Last week Madame Padre and I got away to West Virginia and stayed at a cabin we found on a travel website called VRBO. I say cabin but really it was like a hotel, with all the comforts one could want, including wifi and abundant views of the hills covered in fall foliage, at least, when the clouds lifted. The local countryside has numerous places like this one, set off winding and hilly dirt roads. Each place, it seemed, had abundant “No Trespassing” signed posted, so when I went for runs, I was always careful to stay on the road.
There was a always a hill to run up.
We chose WV because it was half way between our house in Ontario and Kay’s brother and sister who live in the US South. We arrived a day ahead of them, and went into the nearby town of Berkeley Springs, a pleasant artsy kind of place, which just happened to having a parade to kick off the start of its apple butter festival.

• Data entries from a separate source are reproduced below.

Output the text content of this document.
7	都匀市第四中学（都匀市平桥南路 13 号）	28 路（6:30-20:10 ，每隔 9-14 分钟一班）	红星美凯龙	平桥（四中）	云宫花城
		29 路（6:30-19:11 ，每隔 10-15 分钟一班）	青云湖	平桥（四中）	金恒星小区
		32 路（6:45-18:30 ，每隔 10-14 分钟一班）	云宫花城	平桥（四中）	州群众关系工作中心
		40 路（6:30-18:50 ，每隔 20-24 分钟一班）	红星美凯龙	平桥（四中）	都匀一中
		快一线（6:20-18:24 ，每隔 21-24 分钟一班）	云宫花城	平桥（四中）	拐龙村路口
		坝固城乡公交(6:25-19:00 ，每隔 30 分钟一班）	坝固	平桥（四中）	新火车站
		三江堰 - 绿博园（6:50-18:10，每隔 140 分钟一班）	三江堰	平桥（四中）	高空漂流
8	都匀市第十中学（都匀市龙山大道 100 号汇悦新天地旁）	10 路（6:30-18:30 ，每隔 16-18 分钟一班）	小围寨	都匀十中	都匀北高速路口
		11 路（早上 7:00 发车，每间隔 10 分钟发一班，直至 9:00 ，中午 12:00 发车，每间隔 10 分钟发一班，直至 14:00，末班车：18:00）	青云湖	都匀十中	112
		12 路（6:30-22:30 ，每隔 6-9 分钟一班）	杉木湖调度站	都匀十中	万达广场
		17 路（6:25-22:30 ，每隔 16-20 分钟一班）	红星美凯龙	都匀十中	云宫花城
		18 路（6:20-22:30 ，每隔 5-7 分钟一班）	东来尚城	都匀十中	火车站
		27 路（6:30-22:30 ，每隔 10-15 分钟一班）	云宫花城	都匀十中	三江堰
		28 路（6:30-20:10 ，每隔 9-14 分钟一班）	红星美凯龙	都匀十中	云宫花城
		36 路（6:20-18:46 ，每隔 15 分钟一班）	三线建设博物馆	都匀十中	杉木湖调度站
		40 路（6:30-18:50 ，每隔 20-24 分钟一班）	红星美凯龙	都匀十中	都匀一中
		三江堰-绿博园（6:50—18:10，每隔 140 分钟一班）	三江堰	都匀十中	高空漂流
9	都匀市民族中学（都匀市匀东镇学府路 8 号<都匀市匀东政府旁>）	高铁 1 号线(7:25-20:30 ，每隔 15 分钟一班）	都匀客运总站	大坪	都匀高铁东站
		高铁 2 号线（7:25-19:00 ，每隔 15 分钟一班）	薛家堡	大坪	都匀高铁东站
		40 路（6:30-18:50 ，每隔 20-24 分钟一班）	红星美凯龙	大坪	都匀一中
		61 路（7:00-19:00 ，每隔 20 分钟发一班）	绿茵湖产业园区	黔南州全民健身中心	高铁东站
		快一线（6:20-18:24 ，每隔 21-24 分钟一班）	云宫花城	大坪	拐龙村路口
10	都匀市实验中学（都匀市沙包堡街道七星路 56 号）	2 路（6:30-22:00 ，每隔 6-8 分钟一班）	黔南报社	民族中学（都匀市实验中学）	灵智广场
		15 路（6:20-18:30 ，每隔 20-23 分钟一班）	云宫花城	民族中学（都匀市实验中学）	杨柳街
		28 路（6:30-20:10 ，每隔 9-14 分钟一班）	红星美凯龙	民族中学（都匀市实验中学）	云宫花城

Kay loves a parade. there were tons of local politicians out campaigning and they all came to offer us pamphlets and sales pitches. It was very convenient to say that we were from Canada, which got some odd looks.
These lovely ladies had something to do with nature.
And these people were all dressed up as various kinds of apples. I’m not sure what the cat in the background is all about.
As you can see, after 9-11, small US towns have gotten a lot of money for their first responders.
I have no idea.
Making apple butter in the town square.
After a few days of rain we had a good day and I couldn’t resist suggesting that we go nearby Harpers Ferry for the day. I was pleased that Kay’s siblings seemed to think it was a good idea, and they had a pretty good day. This is the second time in a year that I’ve been to a US National Park, and I have to say that the NPS staff do a very fine job. An NPS ranger gave us an eloquent and polished lecture on the John Brown Raid - he would have been a credit to any university history department.
Part of the preserved town from the Civil War period. Between the war and the occasional floods that would go half way up these buildings, the folks here had a pretty rough go of it.
A machine shop with the sort of equipment that was used at the US government armoury. My brother in law is a mechanical engineer and he was quite intrigued at the idea that this sort of shop could assemble rifles out of any of standardized mass-produced parts, rather than making each rifle separately.
The site where the Firehouse, the site of Brown’s last stand, was originally located. St. Peter’s, the Catholic church on the hilltop was built before the ACW to minister to the many Irish labourers who worked in the area. The priest, Fr. Costello, often flew the British flag from the church to protect it from fighting during the several occasions that Harpers Ferry changed hands.
The firehouse, which was known afterwards as John Brown’s Fort. In one of those odd details about the Civil War, Robert E. Lee and J.E.B. Stuart led the US Marines that stormed the building and captured Brown. The building itself has been moved quite a few times since, including once all the way to Chicago for an exhibition, and isn’t exactly in its original condition. African-Americans treated it as something of a shrine after the ACW.
I tried a bottle of the local beer at lunch. It was pretty rough stuff, I suspect it was made out of coal.
I love rivers - Harpers Ferry is where the Potomac and the Shenandoah rivers come together.
Harpers Ferry is surrounded by mountains. Once you stand there and look around for a few minutes, you can understand why the place surrendered during the Antietam Campaign. Once Jackson got control of the surrounding heights, and got his guns up on them, it was pretty much all over.
Get a battery up there and the town’s in trouble.
It would be an amazing place to tromp around and try to suss out the two day battle that led to the Union surrender. I’d like to go back and do that one day. It would also be amazing to try and hike the distance from Harper’s Ferry to the Antietam battlefield , following the route that A.P. Hill’s division took to make its save the day arrival late in the day. That would be about 17 miles of fast marching to do it in the time that the rebs did.
Highly recommended if you have never visited this part of the country, especially if you want to see a place where the Civil War started, at least before it started officially at Fort Sumter.